Maybe it was more like Job when you suffered a severe loss of everything you held dear. Perhaps it was like that of Peter. Walking on water with Jesus, only to find yourself plunging into the bottom of the sea. Maybe you were thrown to the ground like Paul, who was on a crusade to make the world a better place. Or was it like that of the prodigal son who found himself in a pigpen? Or the older brother doing it right all along yet finding himself staying outside the party? Some have even suffered divorce, bankruptcy, and addiction.
This idea came from a survey I sent out in May asking for your response. Over half of the respondents expressed concerns for children and grandchildren and longing for intergenerational connection, not just within one age group or another. However, failure is crucial in our life of faith and being a mature Christian. Just like child growth and development, our faith has direction and movement – a trajectory. Life is going to present us with failures all around, no matter how hard we try. I grew up thinking that we were supposed to be perfect, and we could avoid failure and squash imperfections. It turns out we are likely to stay on the path we are already on, even if we are going nowhere. Unless, of course, we have help and encouragement.
Many philosophers from Carl Jung, to Erik Erickson, to James Fowler, to John Wesley have written about the stages that we go through as human beings seeking a more mature life. But the person I’m going to be most indebted to today is Richard Rohr who stated that the spiritual life explains how we can very quickly get lazy and stuck in our path if we don’t have other people or other experiences that are helping us to move along this path. And Rohr uses an image that is called the ‘Two Halves of Life.’ Both ‘Halves’ are essential, and we cannot skip over the second ‘Half.’ Wherever you are in your faith journey or maturity is excellent. You should celebrate and allow room for growth.

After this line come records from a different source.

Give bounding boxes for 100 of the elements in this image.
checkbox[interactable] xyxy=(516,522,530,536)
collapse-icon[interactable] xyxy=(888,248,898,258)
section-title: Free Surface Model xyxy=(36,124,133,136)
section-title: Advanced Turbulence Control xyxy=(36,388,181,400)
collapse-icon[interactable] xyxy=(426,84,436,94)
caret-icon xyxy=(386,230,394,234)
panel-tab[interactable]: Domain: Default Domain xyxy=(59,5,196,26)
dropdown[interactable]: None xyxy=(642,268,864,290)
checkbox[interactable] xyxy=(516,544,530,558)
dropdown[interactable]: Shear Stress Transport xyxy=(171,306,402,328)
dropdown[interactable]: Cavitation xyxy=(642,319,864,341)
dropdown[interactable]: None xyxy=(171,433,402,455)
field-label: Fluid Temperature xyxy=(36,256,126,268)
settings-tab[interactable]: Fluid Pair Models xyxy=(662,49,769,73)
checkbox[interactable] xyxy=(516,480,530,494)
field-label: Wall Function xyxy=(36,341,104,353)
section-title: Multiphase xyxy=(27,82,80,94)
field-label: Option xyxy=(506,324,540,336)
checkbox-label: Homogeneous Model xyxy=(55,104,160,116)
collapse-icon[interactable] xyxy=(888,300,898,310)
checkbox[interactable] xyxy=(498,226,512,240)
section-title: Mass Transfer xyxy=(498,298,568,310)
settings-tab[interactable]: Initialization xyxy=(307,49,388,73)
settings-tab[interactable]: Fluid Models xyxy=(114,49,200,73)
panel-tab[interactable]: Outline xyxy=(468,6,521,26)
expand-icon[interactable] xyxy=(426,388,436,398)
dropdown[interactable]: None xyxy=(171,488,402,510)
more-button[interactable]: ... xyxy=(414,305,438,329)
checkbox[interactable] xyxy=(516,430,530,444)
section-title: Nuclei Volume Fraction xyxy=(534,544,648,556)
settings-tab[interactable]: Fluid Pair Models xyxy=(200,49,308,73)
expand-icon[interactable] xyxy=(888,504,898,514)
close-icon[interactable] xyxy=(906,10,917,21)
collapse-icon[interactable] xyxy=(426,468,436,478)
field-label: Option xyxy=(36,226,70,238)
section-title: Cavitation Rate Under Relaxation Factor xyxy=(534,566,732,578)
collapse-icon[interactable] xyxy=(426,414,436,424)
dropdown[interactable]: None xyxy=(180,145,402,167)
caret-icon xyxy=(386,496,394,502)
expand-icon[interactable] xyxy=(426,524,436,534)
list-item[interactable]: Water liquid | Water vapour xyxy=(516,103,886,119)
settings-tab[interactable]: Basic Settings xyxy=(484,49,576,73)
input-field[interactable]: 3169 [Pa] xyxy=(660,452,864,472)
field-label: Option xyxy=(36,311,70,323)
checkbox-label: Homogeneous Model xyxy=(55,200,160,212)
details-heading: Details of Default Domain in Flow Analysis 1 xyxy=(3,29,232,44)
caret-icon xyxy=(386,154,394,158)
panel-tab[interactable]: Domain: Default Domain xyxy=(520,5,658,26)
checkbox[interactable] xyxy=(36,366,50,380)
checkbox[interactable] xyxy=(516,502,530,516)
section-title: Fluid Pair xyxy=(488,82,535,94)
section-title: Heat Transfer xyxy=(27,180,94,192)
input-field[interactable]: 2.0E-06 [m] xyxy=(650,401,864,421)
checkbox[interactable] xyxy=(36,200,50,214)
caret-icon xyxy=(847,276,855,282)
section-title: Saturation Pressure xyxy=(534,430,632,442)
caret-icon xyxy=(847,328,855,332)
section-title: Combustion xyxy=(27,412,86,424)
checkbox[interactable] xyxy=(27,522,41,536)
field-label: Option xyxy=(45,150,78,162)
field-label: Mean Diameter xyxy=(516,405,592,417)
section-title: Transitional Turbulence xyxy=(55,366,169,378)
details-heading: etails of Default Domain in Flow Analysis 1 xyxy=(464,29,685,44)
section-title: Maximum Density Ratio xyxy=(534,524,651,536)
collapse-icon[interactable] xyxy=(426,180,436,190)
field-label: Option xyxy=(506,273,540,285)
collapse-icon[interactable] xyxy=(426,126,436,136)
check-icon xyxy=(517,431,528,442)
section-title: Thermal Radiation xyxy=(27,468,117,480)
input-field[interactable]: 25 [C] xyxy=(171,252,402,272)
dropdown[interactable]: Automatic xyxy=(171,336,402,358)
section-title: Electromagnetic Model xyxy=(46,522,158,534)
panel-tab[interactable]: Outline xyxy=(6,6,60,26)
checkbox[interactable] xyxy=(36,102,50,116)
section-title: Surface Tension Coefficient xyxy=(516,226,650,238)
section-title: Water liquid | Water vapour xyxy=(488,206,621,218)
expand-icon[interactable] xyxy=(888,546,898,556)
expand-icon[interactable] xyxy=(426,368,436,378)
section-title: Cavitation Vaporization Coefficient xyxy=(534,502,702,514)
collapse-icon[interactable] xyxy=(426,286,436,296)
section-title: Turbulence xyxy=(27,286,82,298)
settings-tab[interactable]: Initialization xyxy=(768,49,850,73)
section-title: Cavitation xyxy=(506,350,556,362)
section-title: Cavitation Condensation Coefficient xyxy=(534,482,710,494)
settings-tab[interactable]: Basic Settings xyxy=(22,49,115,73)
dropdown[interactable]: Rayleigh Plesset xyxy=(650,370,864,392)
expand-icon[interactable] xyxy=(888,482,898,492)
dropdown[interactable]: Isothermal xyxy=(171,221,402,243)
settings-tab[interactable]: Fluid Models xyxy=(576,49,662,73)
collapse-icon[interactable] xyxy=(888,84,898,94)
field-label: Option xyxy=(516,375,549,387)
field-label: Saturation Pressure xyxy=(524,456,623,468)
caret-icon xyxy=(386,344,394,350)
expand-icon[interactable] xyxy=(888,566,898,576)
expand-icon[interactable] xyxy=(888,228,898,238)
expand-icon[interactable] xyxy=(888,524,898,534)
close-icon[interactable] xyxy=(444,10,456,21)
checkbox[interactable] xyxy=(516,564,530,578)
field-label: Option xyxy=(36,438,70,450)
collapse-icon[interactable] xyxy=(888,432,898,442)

But what happens is that immature leaders rise and immature groups keep our systems moving in these ways. What we need is a group of people, family, church communities, other communities that help us to see ourselves for who we are and help us to see something of who we can become and for this we need people who are further along on their journey than we are. Still, we require experiences of falling and failing as well as that community of people that can help us, when that happens, to see that there is something beyond that. Someone especially who can help us move from that deep dark place?
Paul presents this picture of love that is extraordinary and way beyond any one’s grasp, the kind of love that only God embodies. He is holding up a mirror to us showing us what we look like and opening a window into what God is doing in us and for us, saying “You are a beloved child of God and more.” Can you draw an image of what is your trajectory of faith and life and love? Can you feel God’s love interwoven into all of it even at the very worst time of your life? Then I invite you to name wise men around you, the elders in your life who have to help you see where your life is going to go – where you are being invited by God to go.